Moto2 World Championship leader Scott Redding isn't fazed by the challenge of competing at his home Grand Prix.

The Marc VDS Racing prospect carries the weight of expectation on his shoulders at Silverstone this weekend but the MotoGP-bound 20-year-old is ready to embrace the occasion.

Redding, who has confirmed he will make the step up to the premier class in 2014, finished on the rostrum in second place last year and intends to go one better on Sunday.

"Your home Grand Prix is always special, mainly because of the fans. You can feel the support when you're there and you can see it everywhere you go," he said.

"It's a special feeling to know all these people have come out to support you and the other British riders.

"When you go out on track for a session and you see all flags and banners in the stands, you get goose bumps. Not just the first time; every time," added Redding, who won the 125cc Grand Prix race in 2008 at Donington Park.

"And then there's the clapping and cheering, which really motivates you and makes you feel almost invincible.

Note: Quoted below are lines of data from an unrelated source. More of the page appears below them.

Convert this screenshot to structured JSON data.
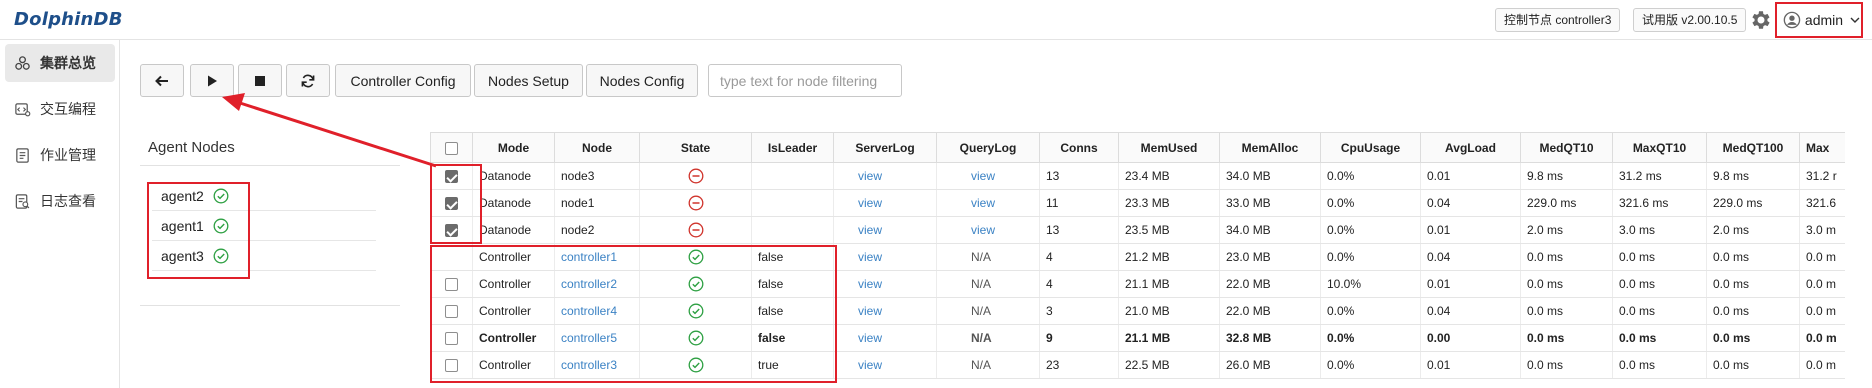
{
  "header": {
    "logo": "DolphinDB",
    "controller_badge": "控制节点 controller3",
    "version_badge": "试用版 v2.00.10.5",
    "username": "admin"
  },
  "sidebar": {
    "items": [
      {
        "label": "集群总览",
        "icon": "cluster-icon",
        "active": true
      },
      {
        "label": "交互编程",
        "icon": "code-icon",
        "active": false
      },
      {
        "label": "作业管理",
        "icon": "jobs-icon",
        "active": false
      },
      {
        "label": "日志查看",
        "icon": "log-icon",
        "active": false
      }
    ]
  },
  "toolbar": {
    "back_icon": "arrow-left-icon",
    "start_icon": "play-icon",
    "stop_icon": "stop-icon",
    "refresh_icon": "refresh-icon",
    "controller_config": "Controller Config",
    "nodes_setup": "Nodes Setup",
    "nodes_config": "Nodes Config",
    "filter_placeholder": "type text for node filtering"
  },
  "agent_panel": {
    "title": "Agent Nodes",
    "agents": [
      "agent2",
      "agent1",
      "agent3"
    ]
  },
  "colors": {
    "ok": "#2ea043",
    "stopped": "#d0342c",
    "link": "#3b82c4",
    "annotation": "#e0202a"
  },
  "table": {
    "headers": [
      "Mode",
      "Node",
      "State",
      "IsLeader",
      "ServerLog",
      "QueryLog",
      "Conns",
      "MemUsed",
      "MemAlloc",
      "CpuUsage",
      "AvgLoad",
      "MedQT10",
      "MaxQT10",
      "MedQT100",
      "Max"
    ],
    "rows": [
      {
        "checked": true,
        "checkbox": true,
        "mode": "Datanode",
        "node": "node3",
        "state": "stopped",
        "isLeader": "",
        "serverLog": "view",
        "queryLog": "view",
        "conns": "13",
        "memUsed": "23.4 MB",
        "memAlloc": "34.0 MB",
        "cpu": "0.0%",
        "avgLoad": "0.01",
        "medQT10": "9.8 ms",
        "maxQT10": "31.2 ms",
        "medQT100": "9.8 ms",
        "max": "31.2 r"
      },
      {
        "checked": true,
        "checkbox": true,
        "mode": "Datanode",
        "node": "node1",
        "state": "stopped",
        "isLeader": "",
        "serverLog": "view",
        "queryLog": "view",
        "conns": "11",
        "memUsed": "23.3 MB",
        "memAlloc": "33.0 MB",
        "cpu": "0.0%",
        "avgLoad": "0.04",
        "medQT10": "229.0 ms",
        "maxQT10": "321.6 ms",
        "medQT100": "229.0 ms",
        "max": "321.6"
      },
      {
        "checked": true,
        "checkbox": true,
        "mode": "Datanode",
        "node": "node2",
        "state": "stopped",
        "isLeader": "",
        "serverLog": "view",
        "queryLog": "view",
        "conns": "13",
        "memUsed": "23.5 MB",
        "memAlloc": "34.0 MB",
        "cpu": "0.0%",
        "avgLoad": "0.01",
        "medQT10": "2.0 ms",
        "maxQT10": "3.0 ms",
        "medQT100": "2.0 ms",
        "max": "3.0 m"
      },
      {
        "checked": false,
        "checkbox": false,
        "mode": "Controller",
        "node": "controller1",
        "state": "running",
        "isLeader": "false",
        "serverLog": "view",
        "queryLog": "N/A",
        "conns": "4",
        "memUsed": "21.2 MB",
        "memAlloc": "23.0 MB",
        "cpu": "0.0%",
        "avgLoad": "0.04",
        "medQT10": "0.0 ms",
        "maxQT10": "0.0 ms",
        "medQT100": "0.0 ms",
        "max": "0.0 m"
      },
      {
        "checked": false,
        "checkbox": true,
        "mode": "Controller",
        "node": "controller2",
        "state": "running",
        "isLeader": "false",
        "serverLog": "view",
        "queryLog": "N/A",
        "conns": "4",
        "memUsed": "21.1 MB",
        "memAlloc": "22.0 MB",
        "cpu": "10.0%",
        "avgLoad": "0.01",
        "medQT10": "0.0 ms",
        "maxQT10": "0.0 ms",
        "medQT100": "0.0 ms",
        "max": "0.0 m"
      },
      {
        "checked": false,
        "checkbox": true,
        "mode": "Controller",
        "node": "controller4",
        "state": "running",
        "isLeader": "false",
        "serverLog": "view",
        "queryLog": "N/A",
        "conns": "3",
        "memUsed": "21.0 MB",
        "memAlloc": "22.0 MB",
        "cpu": "0.0%",
        "avgLoad": "0.04",
        "medQT10": "0.0 ms",
        "maxQT10": "0.0 ms",
        "medQT100": "0.0 ms",
        "max": "0.0 m"
      },
      {
        "checked": false,
        "checkbox": true,
        "bold": true,
        "mode": "Controller",
        "node": "controller5",
        "state": "running",
        "isLeader": "false",
        "serverLog": "view",
        "queryLog": "N/A",
        "conns": "9",
        "memUsed": "21.1 MB",
        "memAlloc": "32.8 MB",
        "cpu": "0.0%",
        "avgLoad": "0.00",
        "medQT10": "0.0 ms",
        "maxQT10": "0.0 ms",
        "medQT100": "0.0 ms",
        "max": "0.0 m"
      },
      {
        "checked": false,
        "checkbox": true,
        "mode": "Controller",
        "node": "controller3",
        "state": "running",
        "isLeader": "true",
        "serverLog": "view",
        "queryLog": "N/A",
        "conns": "23",
        "memUsed": "22.5 MB",
        "memAlloc": "26.0 MB",
        "cpu": "0.0%",
        "avgLoad": "0.01",
        "medQT10": "0.0 ms",
        "maxQT10": "0.0 ms",
        "medQT100": "0.0 ms",
        "max": "0.0 m"
      }
    ]
  }
}
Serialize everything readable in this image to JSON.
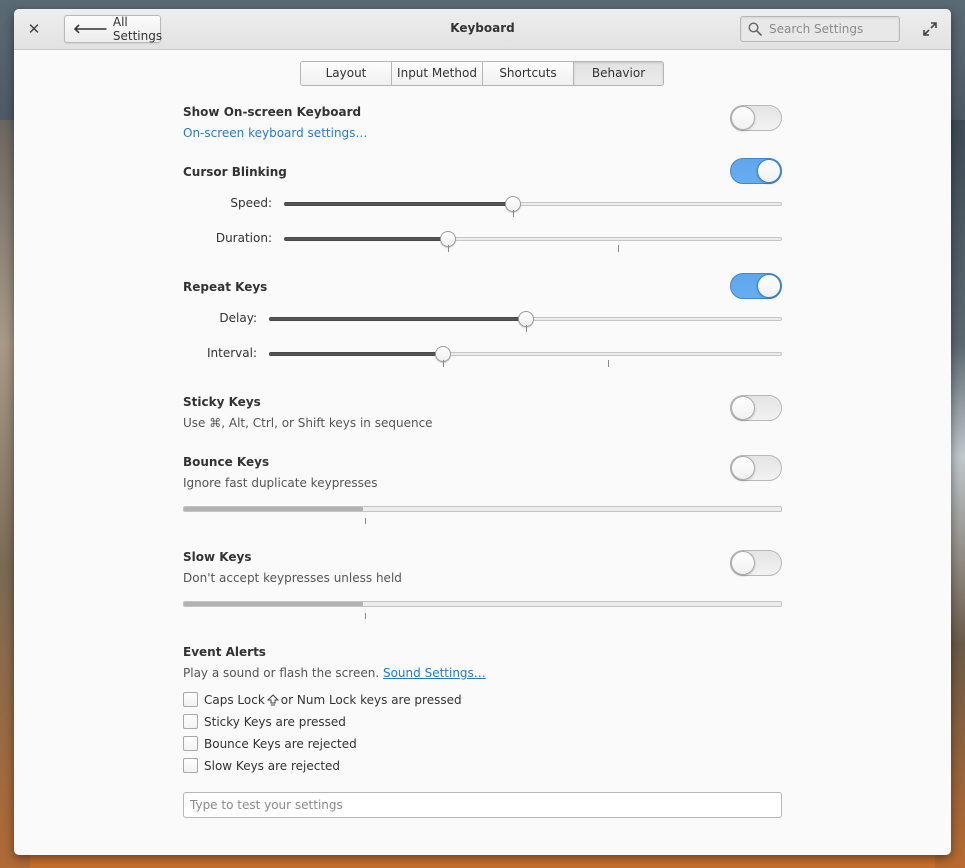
{
  "window": {
    "title": "Keyboard",
    "back_label": "All Settings",
    "search_placeholder": "Search Settings"
  },
  "tabs": [
    {
      "label": "Layout",
      "active": false
    },
    {
      "label": "Input Method",
      "active": false
    },
    {
      "label": "Shortcuts",
      "active": false
    },
    {
      "label": "Behavior",
      "active": true
    }
  ],
  "onscreen": {
    "title": "Show On-screen Keyboard",
    "link": "On-screen keyboard settings…",
    "enabled": false
  },
  "cursor_blinking": {
    "title": "Cursor Blinking",
    "enabled": true,
    "speed_label": "Speed:",
    "speed_value": 0.46,
    "duration_label": "Duration:",
    "duration_value": 0.33
  },
  "repeat_keys": {
    "title": "Repeat Keys",
    "enabled": true,
    "delay_label": "Delay:",
    "delay_value": 0.5,
    "interval_label": "Interval:",
    "interval_value": 0.34
  },
  "sticky_keys": {
    "title": "Sticky Keys",
    "description": "Use ⌘, Alt, Ctrl, or Shift keys in sequence",
    "enabled": false
  },
  "bounce_keys": {
    "title": "Bounce Keys",
    "description": "Ignore fast duplicate keypresses",
    "enabled": false,
    "level": 0.3
  },
  "slow_keys": {
    "title": "Slow Keys",
    "description": "Don't accept keypresses unless held",
    "enabled": false,
    "level": 0.3
  },
  "event_alerts": {
    "title": "Event Alerts",
    "description": "Play a sound or flash the screen.",
    "sound_link": "Sound Settings…",
    "options": [
      {
        "label_before": "Caps Lock",
        "label_after": "or Num Lock keys are pressed",
        "checked": false
      },
      {
        "label": "Sticky Keys are pressed",
        "checked": false
      },
      {
        "label": "Bounce Keys are rejected",
        "checked": false
      },
      {
        "label": "Slow Keys are rejected",
        "checked": false
      }
    ]
  },
  "test_field": {
    "placeholder": "Type to test your settings"
  },
  "colors": {
    "accent": "#64abef",
    "link": "#2a7bc4"
  }
}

"The support really is incredible, but in the race you don't tend to see it, because you're focused on the race.

"Last year was different though. When I overtook Marc Marquez last season I could see everyone standing up and cheering on the last lap after they'd seen the pass on the big screens.

"It was a bit like at Donington in 2008 when I won my first race; you just feel a change in the atmosphere around the track. It's incredible."

The pressure of a home Grand Prix can be a considerable burden on any rider but Redding is unperturbed and thrives on the scenario.

"It adds to the motivation, without a doubt. I know some riders who feel under pressure because of the expectation, but I like it," he said.

"It adds to the feeling of invincibility knowing that everyone is there, cheering you on and hoping to see you on the podium, preferably the top step.

"It's a great feeling [being on the rostrum], because you're looking down on a British crowd and you know they're happy to see a British rider up on the podium from the cheers.

"It's what they all came to see; to watch a British rider win, or at least finish on the podium, so it's great when you get the chance to repay them for their support by giving them what they came for."

Redding has won twice this season at Le Mans and Mugello as he stakes his claim for the world title and the championship pacesetter is confident he can record a third victory at Silverstone.

"There's no reason why a win shouldn't be possible this weekend. I go into almost every weekend looking for the win now," he said.

"There are only maybe two or three tracks where I know I may have to settle for a podium finish rather than the win; maybe the track doesn't suit the bike or there's a long straight that punishes my size, but Silverstone isn't one of those tracks.

"I always go into this race looking for the win, and the same is true this time around."

His move to MotoGP next season has been confirmed but Redding is yet to provide any further details on his deal to compete in motorcycling's top tier series.

"I must have been asked what I'm doing next year a thousand times already. It's been asked in every interview I've done in the last two months and I'm sure it's going to be the question everyone wants the answer to at Silverstone," he said.

"But, until the team are ready to make an official announcement, all I can say at the moment is that I'll be racing in MotoGP next season."